Incidents - Insights & Forensics
The Insights & Forensics page shows the details of insights and forensics (processes, files, URL, domains and Registry involved in the insight) related to the incident.
To view the Insights & Forensics page:
-
Access Infinity XDR Extended Detection & Response/XPR Extended Prevention & Response and click Incidents > Incidents.
-
Click the incident title or hover over the incident and click >.
-
Click Insights & Forensics.
To edit the columns in the table, click Edit columns and select the columns.
To export the data to an excel in CSV format, click Export All (CSV).
To search, in the Search field, enter the string. The table automatically filters and shows the content that matches with the string.

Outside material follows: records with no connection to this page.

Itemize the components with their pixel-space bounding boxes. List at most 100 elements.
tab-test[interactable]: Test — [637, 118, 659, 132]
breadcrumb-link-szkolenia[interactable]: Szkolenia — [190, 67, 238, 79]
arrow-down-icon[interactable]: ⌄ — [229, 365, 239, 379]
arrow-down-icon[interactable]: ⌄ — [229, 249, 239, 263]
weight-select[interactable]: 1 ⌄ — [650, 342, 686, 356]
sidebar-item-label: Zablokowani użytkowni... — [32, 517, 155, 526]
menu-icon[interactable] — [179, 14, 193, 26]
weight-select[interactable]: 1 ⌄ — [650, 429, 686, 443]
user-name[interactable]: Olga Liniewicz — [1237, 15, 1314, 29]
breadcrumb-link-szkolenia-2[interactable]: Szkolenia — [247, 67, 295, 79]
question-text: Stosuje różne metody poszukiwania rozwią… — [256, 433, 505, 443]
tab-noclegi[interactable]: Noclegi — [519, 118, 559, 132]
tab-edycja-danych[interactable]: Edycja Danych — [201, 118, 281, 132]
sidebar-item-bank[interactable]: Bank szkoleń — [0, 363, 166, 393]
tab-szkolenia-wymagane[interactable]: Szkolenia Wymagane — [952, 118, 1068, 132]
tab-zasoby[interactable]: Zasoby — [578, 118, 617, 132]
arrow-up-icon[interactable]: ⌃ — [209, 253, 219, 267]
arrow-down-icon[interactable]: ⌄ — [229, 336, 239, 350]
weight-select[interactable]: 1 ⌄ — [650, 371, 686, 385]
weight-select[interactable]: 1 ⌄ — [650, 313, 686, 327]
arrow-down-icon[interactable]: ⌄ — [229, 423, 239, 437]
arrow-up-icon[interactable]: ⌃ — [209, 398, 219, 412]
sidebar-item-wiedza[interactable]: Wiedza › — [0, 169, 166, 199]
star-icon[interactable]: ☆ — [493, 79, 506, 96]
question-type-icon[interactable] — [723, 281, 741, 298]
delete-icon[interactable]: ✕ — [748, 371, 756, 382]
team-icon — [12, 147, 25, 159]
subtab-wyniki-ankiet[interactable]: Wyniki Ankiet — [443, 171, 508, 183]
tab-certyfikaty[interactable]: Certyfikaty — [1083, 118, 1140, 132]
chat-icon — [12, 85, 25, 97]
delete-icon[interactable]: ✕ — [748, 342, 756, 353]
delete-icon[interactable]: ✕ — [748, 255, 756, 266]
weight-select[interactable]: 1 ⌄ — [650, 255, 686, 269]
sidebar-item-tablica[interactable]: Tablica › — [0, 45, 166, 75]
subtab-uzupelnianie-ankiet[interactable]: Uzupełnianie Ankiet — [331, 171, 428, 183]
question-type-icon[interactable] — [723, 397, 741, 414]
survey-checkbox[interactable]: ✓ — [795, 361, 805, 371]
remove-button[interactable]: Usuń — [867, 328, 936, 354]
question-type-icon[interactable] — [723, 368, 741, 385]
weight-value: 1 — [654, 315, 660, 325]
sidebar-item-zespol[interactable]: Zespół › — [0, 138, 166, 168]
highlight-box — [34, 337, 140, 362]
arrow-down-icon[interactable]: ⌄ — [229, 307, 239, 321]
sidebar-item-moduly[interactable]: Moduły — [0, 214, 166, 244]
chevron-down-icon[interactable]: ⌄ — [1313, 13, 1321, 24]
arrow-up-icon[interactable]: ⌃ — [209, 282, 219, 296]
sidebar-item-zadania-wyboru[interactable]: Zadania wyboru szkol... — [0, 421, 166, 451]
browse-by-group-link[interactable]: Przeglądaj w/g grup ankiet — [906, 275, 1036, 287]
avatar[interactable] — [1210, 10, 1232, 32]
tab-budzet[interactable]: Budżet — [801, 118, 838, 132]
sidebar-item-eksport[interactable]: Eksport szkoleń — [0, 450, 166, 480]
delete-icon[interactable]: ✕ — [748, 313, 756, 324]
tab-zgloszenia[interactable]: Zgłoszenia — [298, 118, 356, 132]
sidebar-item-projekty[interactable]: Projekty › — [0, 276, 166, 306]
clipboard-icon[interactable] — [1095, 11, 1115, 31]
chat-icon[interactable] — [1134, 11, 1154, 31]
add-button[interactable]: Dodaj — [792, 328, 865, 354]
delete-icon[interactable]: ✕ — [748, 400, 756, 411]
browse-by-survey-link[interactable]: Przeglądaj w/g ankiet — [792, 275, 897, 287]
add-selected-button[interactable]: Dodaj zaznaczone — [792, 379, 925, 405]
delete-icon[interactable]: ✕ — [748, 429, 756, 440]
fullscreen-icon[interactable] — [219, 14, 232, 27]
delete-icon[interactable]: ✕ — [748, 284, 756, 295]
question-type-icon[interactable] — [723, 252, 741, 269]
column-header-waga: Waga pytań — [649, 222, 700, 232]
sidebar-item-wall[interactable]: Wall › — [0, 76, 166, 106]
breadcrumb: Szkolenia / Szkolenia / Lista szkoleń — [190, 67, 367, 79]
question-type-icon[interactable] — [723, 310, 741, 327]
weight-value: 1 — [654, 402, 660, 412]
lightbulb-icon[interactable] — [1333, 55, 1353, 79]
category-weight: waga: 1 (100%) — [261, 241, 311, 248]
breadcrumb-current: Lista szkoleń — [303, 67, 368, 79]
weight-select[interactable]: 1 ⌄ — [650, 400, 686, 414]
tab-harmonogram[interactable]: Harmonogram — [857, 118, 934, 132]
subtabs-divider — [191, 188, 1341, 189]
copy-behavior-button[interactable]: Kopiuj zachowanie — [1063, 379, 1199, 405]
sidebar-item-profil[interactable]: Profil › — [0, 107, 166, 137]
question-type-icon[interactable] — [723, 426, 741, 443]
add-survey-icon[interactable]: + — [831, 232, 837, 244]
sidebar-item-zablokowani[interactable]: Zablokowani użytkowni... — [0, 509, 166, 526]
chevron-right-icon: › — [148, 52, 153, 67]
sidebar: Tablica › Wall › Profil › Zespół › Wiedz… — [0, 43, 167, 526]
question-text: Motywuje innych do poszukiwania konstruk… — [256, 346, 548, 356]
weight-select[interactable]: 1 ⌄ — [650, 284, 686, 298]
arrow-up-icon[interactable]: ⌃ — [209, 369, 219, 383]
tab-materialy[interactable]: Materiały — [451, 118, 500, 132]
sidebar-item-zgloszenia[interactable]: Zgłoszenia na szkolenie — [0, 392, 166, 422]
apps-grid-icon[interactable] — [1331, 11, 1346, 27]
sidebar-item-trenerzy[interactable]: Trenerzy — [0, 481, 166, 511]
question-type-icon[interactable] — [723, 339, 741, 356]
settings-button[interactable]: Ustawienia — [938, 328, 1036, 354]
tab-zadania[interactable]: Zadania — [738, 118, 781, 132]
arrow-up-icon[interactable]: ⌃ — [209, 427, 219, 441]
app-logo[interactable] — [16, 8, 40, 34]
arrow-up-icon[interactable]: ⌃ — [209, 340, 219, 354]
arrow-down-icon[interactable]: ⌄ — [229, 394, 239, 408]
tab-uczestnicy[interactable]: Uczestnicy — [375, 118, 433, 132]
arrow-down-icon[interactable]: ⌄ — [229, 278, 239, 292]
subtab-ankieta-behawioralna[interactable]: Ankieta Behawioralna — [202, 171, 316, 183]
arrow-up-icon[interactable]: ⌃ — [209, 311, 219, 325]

Creating an Advanced Exclusion from an Insight
-
Access Infinity XDR/XPR and click Incidents:
-
Click the incident title.
-
Hover over the incident and click >.
-
-
Click Insights & Forensics.
The Insights & Forensics page appears.
-
In the Insights table, hover over the insight for which you want to create the exclusion, click and then click Create Exclusion.
The New Exclusion window appears. The system automatically populates the field details of the insight.
-
For each Field, edit the values as required. Infinity XDR/XPR applies this exclusion on insights that contain all the above fields and any of these values.
-
To add or remove a field, click + Add. The fields already selected are marked with .
-
To add, hover over the field name and click +.
-
To remove an already selected field, click the field name.
-
-
(Optional) To exclude the incidents already generated based on this insight:
-
Select the Set exclusion retroactively checkbox.
-
In the Start date (UTC) field, select a date within the last 90 days. Infinity XDR/XPR excludes all the incidents that were generated from this date based on this insight. To revert the exclusion, see Reverting a Retroactive Exclusion.
-
-
(Optional) In the Expiration date (UTC) field, select an expiration date for the exclusion. After this date, Infinity XDR/XPR generates incidents for this insight. By default, there is no expiry date for an exclusion.
-
(Optional) In the Exclusion comment section, enter a description about the exclusion.
-
Click Create.
After the exclusion is created, the Excluded column in the Insights table is marked with for that insight.
The exclusion is added to the Exclusions table in Policy > Exclusions. See Advanced Exclusions.